When the woman on the line asked Chandler to “calm down,” he responded, “This isn’t a fuckin’ joke.”
“I don’t give a fuck if you call the FBI, listen to me right now…hear what I fuckin’ tell you, if this doesn’t work out my fuckin’ way…I’m gonna fuckin’ kill everybody in that whole fuckin’ office,” continued Chandler, who is described in court records as homeless. “If I have to fucking find you, I swear to fucking Christ I’ll hurt you…you don’t wanna die, turn on my money…It’s on 9th Street, I’m in Washington, I’ll be happy to go over there and just start stabbing people…I’m gonna walk into that office tomorrow and kill everyone in there.”
Social Security employees aren’t alone in this type of attack on federal workers. Public health workers battling the COVID-19 pandemic have faced a seemingly-constant barrage of physical threats, as have census workers. Recently, the Centers for Disease Control pulled its COVID teams out of Minnesota, following "a series of troubling incidents" that included being accosted by armed men yelling racial epithets. Last year, a Government Accountability Office report said violent threats against workers at the Interior Department’s three public lands agencies were on the rise, with employees receiving at least 360 menacing communications between 2013 and 2017.
Investigators from the Social Security Administration's Office of the Inspector didn’t have much trouble identifying Chandler, as he had been calling about his own account when he made the threats. The agents found him at the Arlington County jail, where he had since been detained on an unrelated charge.
“Yeah, I cussed those people out,” he confessed. “I said I will kill them,” adding that he was “not sorry a bit.”

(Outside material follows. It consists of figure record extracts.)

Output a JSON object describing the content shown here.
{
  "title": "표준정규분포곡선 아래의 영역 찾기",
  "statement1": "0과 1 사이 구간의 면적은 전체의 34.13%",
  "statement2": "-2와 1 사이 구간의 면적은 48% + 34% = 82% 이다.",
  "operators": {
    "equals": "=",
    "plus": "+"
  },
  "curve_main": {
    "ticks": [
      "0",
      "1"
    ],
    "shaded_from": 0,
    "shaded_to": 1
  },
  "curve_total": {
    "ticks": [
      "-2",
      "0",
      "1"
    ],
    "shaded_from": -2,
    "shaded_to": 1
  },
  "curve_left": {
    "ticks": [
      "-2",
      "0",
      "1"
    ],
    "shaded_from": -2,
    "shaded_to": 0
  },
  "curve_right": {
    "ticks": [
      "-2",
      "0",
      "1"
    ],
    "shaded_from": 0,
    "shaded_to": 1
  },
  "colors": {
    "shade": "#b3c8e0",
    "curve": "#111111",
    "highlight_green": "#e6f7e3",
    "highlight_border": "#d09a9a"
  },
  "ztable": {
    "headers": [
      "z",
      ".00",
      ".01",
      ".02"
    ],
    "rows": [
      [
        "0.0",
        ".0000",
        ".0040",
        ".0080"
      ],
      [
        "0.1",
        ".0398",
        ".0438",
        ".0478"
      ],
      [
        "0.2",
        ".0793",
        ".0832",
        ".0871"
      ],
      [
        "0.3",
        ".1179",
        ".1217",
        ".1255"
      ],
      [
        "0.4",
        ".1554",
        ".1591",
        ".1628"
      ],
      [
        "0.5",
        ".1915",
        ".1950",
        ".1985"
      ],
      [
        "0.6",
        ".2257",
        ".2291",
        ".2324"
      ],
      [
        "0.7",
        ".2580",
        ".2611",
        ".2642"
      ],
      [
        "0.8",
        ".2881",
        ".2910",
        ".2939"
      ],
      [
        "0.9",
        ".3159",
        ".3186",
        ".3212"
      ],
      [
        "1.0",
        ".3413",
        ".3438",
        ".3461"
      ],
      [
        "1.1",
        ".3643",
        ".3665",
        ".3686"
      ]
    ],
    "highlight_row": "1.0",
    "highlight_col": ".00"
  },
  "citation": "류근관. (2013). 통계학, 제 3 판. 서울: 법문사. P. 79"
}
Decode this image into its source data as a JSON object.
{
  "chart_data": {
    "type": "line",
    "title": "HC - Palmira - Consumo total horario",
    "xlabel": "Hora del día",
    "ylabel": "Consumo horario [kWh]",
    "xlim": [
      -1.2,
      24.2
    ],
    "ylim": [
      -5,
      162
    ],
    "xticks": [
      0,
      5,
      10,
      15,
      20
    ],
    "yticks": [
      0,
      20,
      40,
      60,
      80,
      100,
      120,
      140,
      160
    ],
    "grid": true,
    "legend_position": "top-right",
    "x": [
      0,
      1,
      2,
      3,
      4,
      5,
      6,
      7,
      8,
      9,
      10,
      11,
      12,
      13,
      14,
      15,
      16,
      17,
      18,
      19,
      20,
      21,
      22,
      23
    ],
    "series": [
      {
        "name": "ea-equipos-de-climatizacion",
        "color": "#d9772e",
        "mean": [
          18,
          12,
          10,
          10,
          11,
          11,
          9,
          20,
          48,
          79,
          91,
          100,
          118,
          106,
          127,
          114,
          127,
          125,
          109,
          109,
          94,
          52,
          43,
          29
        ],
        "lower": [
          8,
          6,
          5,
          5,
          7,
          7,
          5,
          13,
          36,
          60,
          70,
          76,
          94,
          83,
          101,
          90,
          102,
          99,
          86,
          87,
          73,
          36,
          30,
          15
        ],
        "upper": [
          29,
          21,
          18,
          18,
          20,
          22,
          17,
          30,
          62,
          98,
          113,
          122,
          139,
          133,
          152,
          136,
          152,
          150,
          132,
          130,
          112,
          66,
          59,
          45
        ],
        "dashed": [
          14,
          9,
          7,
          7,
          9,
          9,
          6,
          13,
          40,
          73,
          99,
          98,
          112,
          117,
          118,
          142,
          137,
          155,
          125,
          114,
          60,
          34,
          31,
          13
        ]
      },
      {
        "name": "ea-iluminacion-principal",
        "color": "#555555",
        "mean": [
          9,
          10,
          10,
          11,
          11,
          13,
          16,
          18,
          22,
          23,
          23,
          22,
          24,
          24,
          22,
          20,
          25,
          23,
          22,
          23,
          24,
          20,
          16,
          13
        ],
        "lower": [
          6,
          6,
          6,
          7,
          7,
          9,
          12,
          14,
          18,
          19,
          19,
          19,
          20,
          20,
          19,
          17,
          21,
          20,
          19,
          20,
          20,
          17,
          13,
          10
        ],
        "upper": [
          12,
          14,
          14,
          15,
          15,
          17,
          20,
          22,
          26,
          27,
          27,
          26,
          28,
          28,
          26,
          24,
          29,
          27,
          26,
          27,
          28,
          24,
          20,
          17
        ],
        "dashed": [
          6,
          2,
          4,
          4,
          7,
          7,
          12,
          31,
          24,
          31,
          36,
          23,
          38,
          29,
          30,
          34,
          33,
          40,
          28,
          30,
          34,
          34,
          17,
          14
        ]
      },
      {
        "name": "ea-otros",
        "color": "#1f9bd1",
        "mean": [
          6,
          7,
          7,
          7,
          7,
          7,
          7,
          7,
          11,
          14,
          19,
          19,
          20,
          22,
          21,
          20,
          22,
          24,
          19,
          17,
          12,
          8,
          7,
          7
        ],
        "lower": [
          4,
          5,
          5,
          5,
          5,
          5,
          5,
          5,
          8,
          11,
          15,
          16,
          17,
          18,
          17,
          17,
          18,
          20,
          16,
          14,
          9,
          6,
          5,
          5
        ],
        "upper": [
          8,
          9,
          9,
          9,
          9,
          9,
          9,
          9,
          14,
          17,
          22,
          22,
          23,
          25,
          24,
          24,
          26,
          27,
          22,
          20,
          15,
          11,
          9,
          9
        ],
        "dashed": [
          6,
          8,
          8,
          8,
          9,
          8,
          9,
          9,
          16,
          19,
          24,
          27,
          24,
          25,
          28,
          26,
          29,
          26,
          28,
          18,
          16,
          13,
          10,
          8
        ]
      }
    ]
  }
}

Chandler was indicted on charges of making threatening interstate communications, and arrested in April by officers from the Federal Protective Service, an agency within the Department of Homeland Security. He remains at the Alexandria Detention Center (ADC) in Virginia pending sentencing, which is scheduled for Jan. 2021. Since there are no known cases of COVID-19 right now at ADC—unlike the D.C. city jail, which has had dozens—prosecutors argued that Chandler would remain reasonably safe from infection.
Chandler’s sentencing is scheduled for Jan. 12, 2021. He faces up to 20 years, but will likely receive between 30 and 37 months in prison and a fine ranging from $10,000 to $95,000.
Carlos Vanegas, Chandler’s court appointed attorney, did not respond to a request for comment.
A situation like Chandler’s can normally be rectified by a sit-down with law enforcement and doesn’t usually result in prosecution, said Dennis Franks, a retired FBI special agent who now works as a private investigator in Texas.
“It is obvious that this was taken extremely seriously, and considered a viable threat,” Franks told The Daily Beast. “Hopefully this person will get some help.”